По ночам мысли не давали уснуть. Реб Йойхенен еще раз увидел в Варшаве то, что понял уже давно: даже у хасидов всем заправляют богачи. У них власть, им почет и уважение. Мать женила его на дочери богача, а теперь и его сын Цудекл — жених девушки из богатой семьи.
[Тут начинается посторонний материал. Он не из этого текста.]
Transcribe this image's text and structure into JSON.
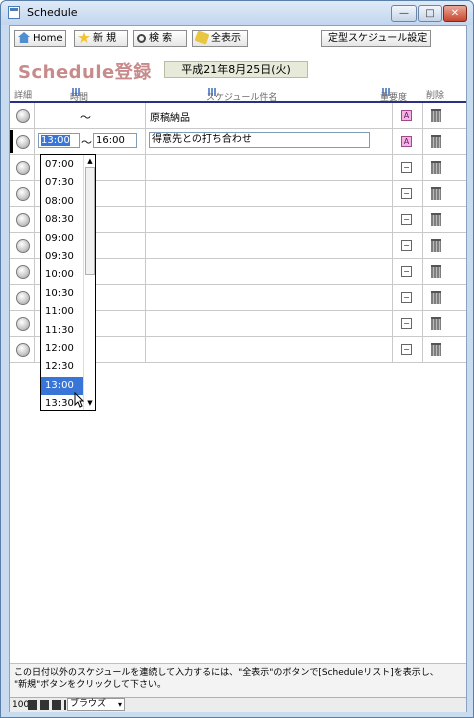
{
  "window": {
    "title": "Schedule",
    "controls": {
      "minimize": "—",
      "maximize": "□",
      "close": "✕"
    }
  },
  "toolbar": {
    "home_label": "Home",
    "new_label": "新 規",
    "search_label": "検 索",
    "show_all_label": "全表示",
    "template_label": "定型スケジュール設定"
  },
  "page": {
    "title": "Schedule登録",
    "date": "平成21年8月25日(火)"
  },
  "columns": {
    "detail": "詳細",
    "time": "時間",
    "subject": "スケジュール件名",
    "priority": "重要度",
    "delete": "削除"
  },
  "rows": [
    {
      "start": "",
      "end": "",
      "tilde": "～",
      "subject": "原稿納品",
      "priority": "A"
    },
    {
      "start": "13:00",
      "end": "16:00",
      "tilde": "～",
      "subject": "得意先との打ち合わせ",
      "priority": "A"
    },
    {
      "priority": "−"
    },
    {
      "priority": "−"
    },
    {
      "priority": "−"
    },
    {
      "priority": "−"
    },
    {
      "priority": "−"
    },
    {
      "priority": "−"
    },
    {
      "priority": "−"
    },
    {
      "priority": "−"
    }
  ],
  "time_dropdown": {
    "options": [
      "07:00",
      "07:30",
      "08:00",
      "08:30",
      "09:00",
      "09:30",
      "10:00",
      "10:30",
      "11:00",
      "11:30",
      "12:00",
      "12:30",
      "13:00",
      "13:30"
    ],
    "selected": "13:00",
    "scroll_up": "▲",
    "scroll_down": "▼"
  },
  "footnote": {
    "line1": "この日付以外のスケジュールを連続して入力するには、\"全表示\"のボタンで[Scheduleリスト]を表示し、",
    "line2": "\"新規\"ボタンをクリックして下さい。"
  },
  "statusbar": {
    "zoom": "100",
    "mode": "ブラウズ"
  },
  "colors": {
    "title_pink": "#c88a8a",
    "header_rule": "#2b2f86",
    "selection_blue": "#3875d7",
    "priority_a": "#f4b3e6"
  }
}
Старшая оказалась некрасива, и мать выбрала для Цудекла младшую. «Какой же я ребе?» — думал Йойхенен. Ребе, который унизил еврейскую девушку, потому что у нее нос недостаточно красив. Что он сделал для своего народа? Честные евреи бедствуют, а он, не знающий никакого ремесла, живет в довольстве. Кто дает ему хлеб, одежду, жилье? Реб Йойхенен сел на кровати и вздохнул. Он не праведник, он злодей, вор и грабитель. Праведник, о котором говорится в псалмах, — бедняк. Для царя Давида праведник и бедняк — почти одно и то же. Конечно, это не всегда так, и среди великих были люди очень состоятельные: реб Менделе Витебскер, реб Менделе Римановер. Но большинство — бедняки. От огорчения Йойхенен даже на мать рассердился. Она желает ему добра, но заботится о его теле, а не о душе… Почему он до сих пор в Варшаве, что он забыл в этих роскошных гостиных? Почему позволяет, чтобы ему прислуживали? Йойхенену стало так страшно, что он даже не мог прочитать молитву. Имеет ли он право произносить святые слова, почему Всевышний должен его слушать?